The changes impact upper-level trainees, as well.

According to the NEJM surveys, 65 percent of residents reported that seniors were taking on more work from junior residents, and quality of life for senior residents mostly worsened.

Dr. Son thought that by his third year at UTHSC San Antonio his schedule and training would get more flexible as he graduated. Instead, he finds himself taking call more often because there are not enough interns. "We [senior residents] certainly have more work."

And because they are busier, they are not always available to assist and teach the interns.

Dr. Sorrell says that so far she has not noticed the shift limits translate to poorer patient care. "I don't think the rules have changed patient care at all."

She has taken advantage of off-duty hours to sleep or rest, which may have improved her quality of life as a first-year resident – time she may have otherwise spent with her husband, who is not always around because he, too, is in training.
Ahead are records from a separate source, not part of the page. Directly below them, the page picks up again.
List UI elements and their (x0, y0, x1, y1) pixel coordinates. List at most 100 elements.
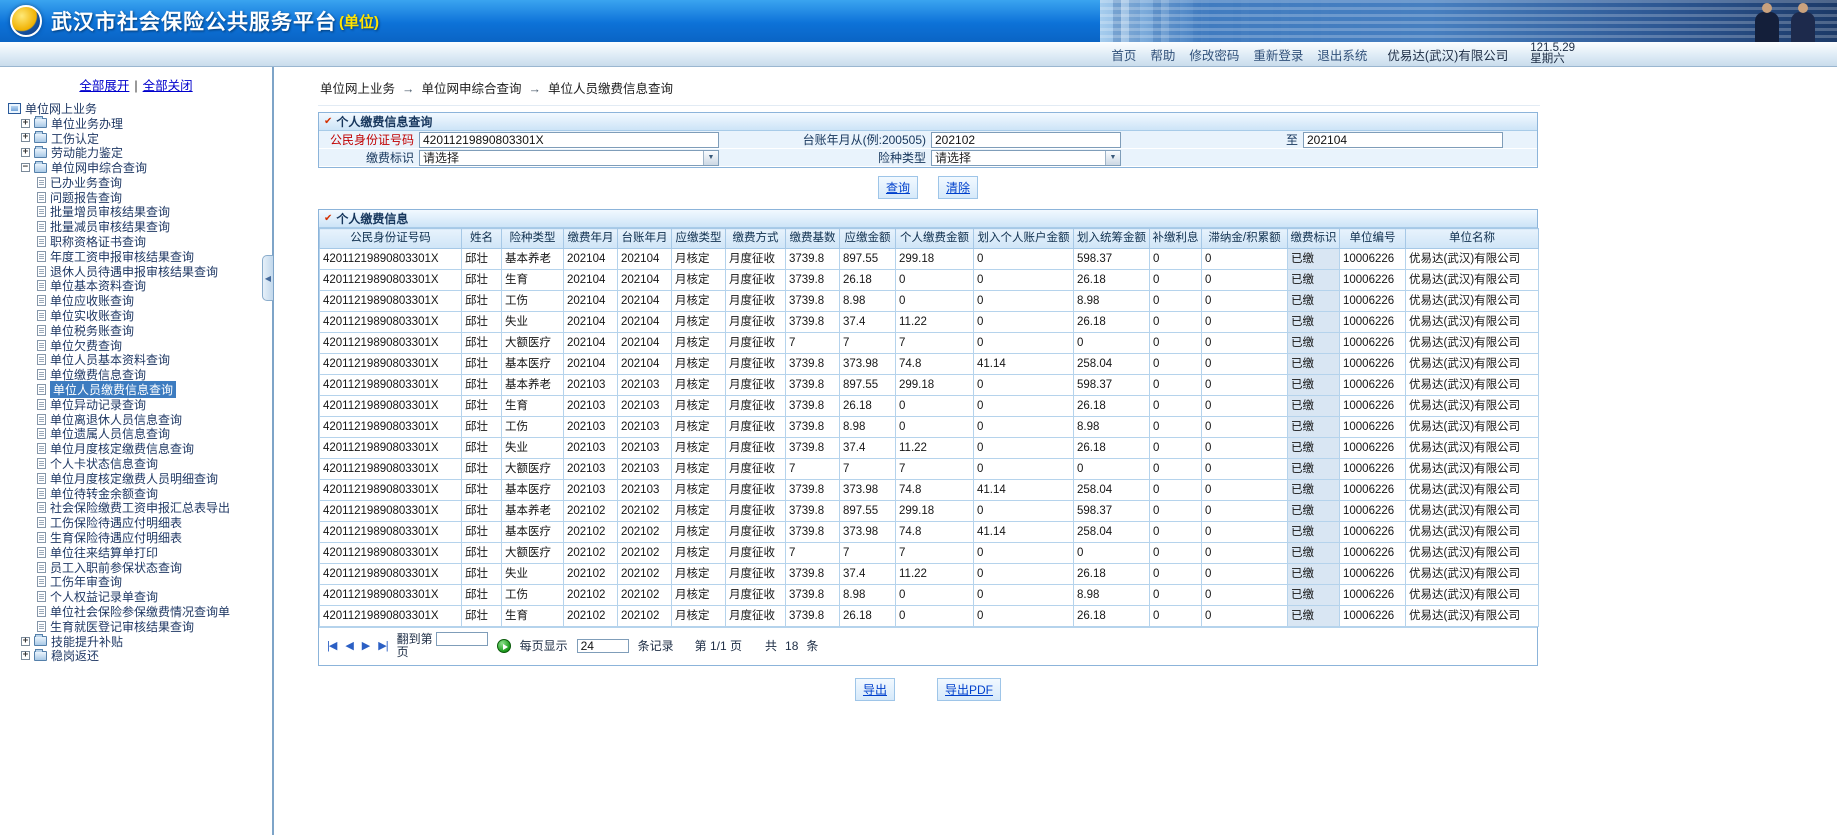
export-pdf-button[interactable]: 导出PDF (937, 678, 1002, 701)
table-row[interactable]: 42011219890803301X 邱壮 基本医疗 202103 202103 月核定月… (319, 479, 1539, 501)
sidebar-item[interactable]: 社会保险缴费工资申报汇总表导出 (6, 501, 272, 515)
sidebar-item[interactable]: + 技能提升补贴 (6, 634, 272, 649)
table-cell: 10006226 (1339, 311, 1406, 333)
table-row[interactable]: 42011219890803301X 邱壮 大额医疗 202102 202102 月核定月… (319, 542, 1539, 564)
nav-link[interactable]: 修改密码 (1189, 45, 1239, 64)
table-row[interactable]: 42011219890803301X 邱壮 基本养老 202103 202103 月核定月… (319, 374, 1539, 396)
sidebar-item[interactable]: 个人权益记录单查询 (6, 589, 272, 604)
go-page-button[interactable] (496, 638, 511, 653)
table-cell: 0 (1149, 542, 1202, 564)
expand-icon[interactable]: + (21, 148, 30, 158)
sidebar-item[interactable]: − 单位网申综合查询 (6, 160, 272, 175)
goto-page-input[interactable] (435, 632, 488, 646)
table-cell: 0 (1149, 605, 1202, 627)
sidebar-item[interactable]: 单位离退休人员信息查询 (6, 412, 272, 427)
id-input[interactable] (419, 131, 719, 148)
nav-link[interactable]: 帮助 (1150, 45, 1175, 64)
table-row[interactable]: 42011219890803301X 邱壮 工伤 202102 202102 月核定 月度征… (319, 584, 1539, 606)
collapse-icon[interactable]: − (21, 163, 30, 173)
sidebar-item[interactable]: 单位遗属人员信息查询 (6, 427, 272, 441)
month-from-input[interactable] (931, 131, 1121, 148)
expand-icon[interactable]: + (21, 636, 30, 646)
next-page-icon[interactable]: ▶ (362, 639, 371, 652)
clear-button[interactable]: 清除 (938, 176, 979, 199)
ins-type-select[interactable]: 请选择 ▼ (931, 149, 1121, 166)
sidebar-item[interactable]: 单位月度核定缴费信息查询 (6, 441, 272, 456)
sidebar-item[interactable]: + 工伤认定 (6, 130, 272, 146)
sidebar-item[interactable]: 批量减员审核结果查询 (6, 219, 272, 234)
sidebar-item[interactable]: 单位往来结算单打印 (6, 545, 272, 560)
sidebar-item[interactable]: 单位人员缴费信息查询 (6, 381, 272, 399)
table-row[interactable]: 42011219890803301X 邱壮 大额医疗 202104 202104 月核定月… (319, 332, 1539, 354)
sidebar-item[interactable]: 单位待转金余额查询 (6, 486, 272, 501)
expand-icon[interactable]: + (21, 133, 30, 143)
table-row[interactable]: 42011219890803301X 邱壮 失业 202103 202103 月核定 月度征… (319, 437, 1539, 459)
breadcrumb-item[interactable]: 单位人员缴费信息查询 (548, 82, 673, 96)
table-row[interactable]: 42011219890803301X 邱壮 生育 202104 202104 月核定 月度征… (319, 269, 1539, 291)
expand-all-link[interactable]: 全部展开 (79, 79, 129, 93)
sidebar-collapse-handle[interactable]: ◀ (262, 255, 273, 301)
expand-icon[interactable]: + (21, 651, 30, 661)
breadcrumb-item[interactable]: 单位网上业务 (320, 82, 395, 96)
sidebar-item[interactable]: 已办业务查询 (6, 175, 272, 190)
person-silhouette (1755, 3, 1779, 42)
table-row[interactable]: 42011219890803301X 邱壮 失业 202104 202104 月核定 月度征… (319, 311, 1539, 333)
sidebar-item[interactable]: 职称资格证书查询 (6, 234, 272, 249)
sidebar-item[interactable]: 单位实收账查询 (6, 308, 272, 323)
sidebar-item[interactable]: 年度工资申报审核结果查询 (6, 249, 272, 264)
breadcrumb-item[interactable]: 单位网申综合查询 (422, 82, 522, 96)
sidebar-item[interactable]: 个人卡状态信息查询 (6, 456, 272, 471)
first-page-icon[interactable]: |◀ (327, 639, 337, 652)
sidebar-item[interactable]: 单位应收账查询 (6, 293, 272, 308)
table-row[interactable]: 42011219890803301X 邱壮 基本养老 202102 202102 月核定月… (319, 500, 1539, 522)
table-row[interactable]: 42011219890803301X 邱壮 生育 202103 202103 月核定 月度征… (319, 395, 1539, 417)
table-row[interactable]: 42011219890803301X 邱壮 基本养老 202104 202104 月核定月… (319, 248, 1539, 270)
sidebar-item[interactable]: 员工入职前参保状态查询 (6, 560, 272, 575)
table-cell: 已缴 (1287, 500, 1340, 522)
table-row[interactable]: 42011219890803301X 邱壮 失业 202102 202102 月核定 月度征… (319, 563, 1539, 585)
sidebar-item[interactable]: + 劳动能力鉴定 (6, 145, 272, 160)
prev-page-icon[interactable]: ◀ (345, 639, 354, 652)
sidebar-item[interactable]: 单位欠费查询 (6, 338, 272, 353)
document-icon (37, 487, 46, 499)
pay-flag-select[interactable]: 请选择 ▼ (419, 149, 719, 166)
table-row[interactable]: 42011219890803301X 邱壮 工伤 202104 202104 月核定 月度征… (319, 290, 1539, 312)
table-row[interactable]: 42011219890803301X 邱壮 基本医疗 202104 202104 月核定月… (319, 353, 1539, 375)
sidebar-item[interactable]: + 稳岗返还 (6, 648, 272, 663)
table-cell: 已缴 (1287, 437, 1340, 459)
sidebar-item[interactable]: 单位基本资料查询 (6, 279, 272, 293)
goto-page-group: 翻到第 页 (397, 632, 488, 659)
sidebar-item[interactable]: 单位社会保险参保缴费情况查询单 (6, 604, 272, 619)
sidebar-item[interactable]: 工伤保险待遇应付明细表 (6, 515, 272, 530)
nav-link[interactable]: 重新登录 (1253, 45, 1303, 64)
sidebar-item[interactable]: 批量增员审核结果查询 (6, 205, 272, 219)
sidebar-item[interactable]: 生育保险待遇应付明细表 (6, 530, 272, 545)
sidebar-item[interactable]: 单位异动记录查询 (6, 397, 272, 412)
table-cell: 失业 (501, 563, 564, 585)
sidebar-item[interactable]: + 单位业务办理 (6, 116, 272, 131)
sidebar-item[interactable]: 单位人员基本资料查询 (6, 353, 272, 367)
collapse-all-link[interactable]: 全部关闭 (143, 79, 193, 93)
nav-link[interactable]: 退出系统 (1317, 45, 1367, 64)
table-cell: 10006226 (1339, 500, 1406, 522)
sidebar-item[interactable]: 单位税务账查询 (6, 323, 272, 338)
per-page-input[interactable] (576, 638, 629, 653)
nav-link[interactable]: 首页 (1111, 45, 1136, 64)
table-row[interactable]: 42011219890803301X 邱壮 工伤 202103 202103 月核定 月度征… (319, 416, 1539, 438)
sidebar-item[interactable]: 工伤年审查询 (6, 575, 272, 589)
table-row[interactable]: 42011219890803301X 邱壮 大额医疗 202103 202103 月核定月… (319, 458, 1539, 480)
export-button[interactable]: 导出 (854, 678, 895, 701)
sidebar-item[interactable]: 单位缴费信息查询 (6, 367, 272, 382)
sidebar-item[interactable]: 单位月度核定缴费人员明细查询 (6, 471, 272, 486)
month-to-input[interactable] (1303, 131, 1503, 148)
sidebar-item[interactable]: 生育就医登记审核结果查询 (6, 619, 272, 634)
table-cell: 299.18 (895, 248, 974, 270)
expand-icon[interactable]: + (21, 118, 30, 128)
search-button[interactable]: 查询 (877, 176, 918, 199)
table-row[interactable]: 42011219890803301X 邱壮 生育 202102 202102 月核定 月度征… (319, 605, 1539, 627)
sidebar-item[interactable]: 问题报告查询 (6, 190, 272, 205)
last-page-icon[interactable]: ▶| (378, 639, 388, 652)
table-row[interactable]: 42011219890803301X 邱壮 基本医疗 202102 202102 月核定月… (319, 521, 1539, 543)
sidebar-item[interactable]: 单位网上业务 (6, 101, 272, 116)
sidebar-item[interactable]: 退休人员待遇申报审核结果查询 (6, 264, 272, 279)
So more time off does not necessarily mean more time to study to make up for some of the clinical exposure shortfalls associated with duty hour regulations, and she still may have worked as much in the end.

She doesn't anticipate the changes will extend her training beyond three years, but says residents will work harder to make up any lost opportunities during their upper-level years. "That's the nature of medicine and how it is learned."
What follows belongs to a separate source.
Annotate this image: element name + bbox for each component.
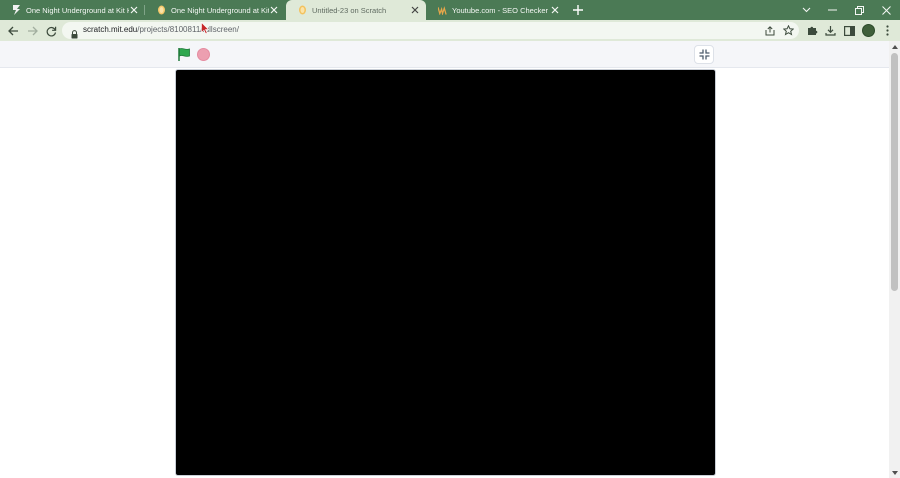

Duty hours in general are beneficial in providing structure and rest for residents and likely are here to stay, he says. "But as strict as the rules have become, we may need to reevaluate them."

Finding the Magic Number 

Most of the studies to date are based primarily on perceptions, versus clinical and educational outcomes. Researchers and educators acknowledge the need for more study.

ACGME's Dr. Weiss says that will take time, but the recent findings still raise concerns worthy of consideration, along with emerging literature on resident education, sleep, and well-being.

But there is nothing inherently wrong with shift work in medicine, he says, pointing to emergency medicine as one of the earliest examples. "It's the professionalism and the process that has to be managed," and the rules and programs alike need to adapt to changes in health care.

For example, handoffs, in one form or another, are a regular part of today's team-based care model.

"The question is: What do handoffs look like, and should they be based on duty hour requirements per se, or is there some other appropriate way to signal that transition needs to occur? But most importantly, it has to be a good handoff process," Dr. Weiss said.

Researchers at Johns Hopkins agreed that "increased supervision and training in handoffs may mitigate" related risks for medical errors, suggesting "an urgent need to study, standardize, teach, and improve this critical component of care."

One study conducted at Vanderbilt University Medical Center and published in the April issue of Academic Medicine showed that interns in internal medicine did not experience decreased clinical exposure to common medical problems and procedures with the new shift limits. But researchers noted that was likely due in large part to the fact the program prepared three months in advance of the new rules to change schedules and troubleshoot.

Meanwhile, authors of one of the NEJM surveys proposed that rather than a one-size-fits-all approach, individual residency review committees should be able to develop specialty-specific work-hour rules that balance education and patient safety.

Whatever the path forward, resident buy-in is another important element, says Dr. Mirkes, who agrees that more evidence-based study of the issue is needed.

He brought together a task force of first- and second-year residents; gave them a piece of paper and copies of the program curriculum, duty hours, and rotations requirements; and let them set a schedule they could stick to without violating the ACGME regulations.

"It took a lot of time and effort, but we really got them on board," he said.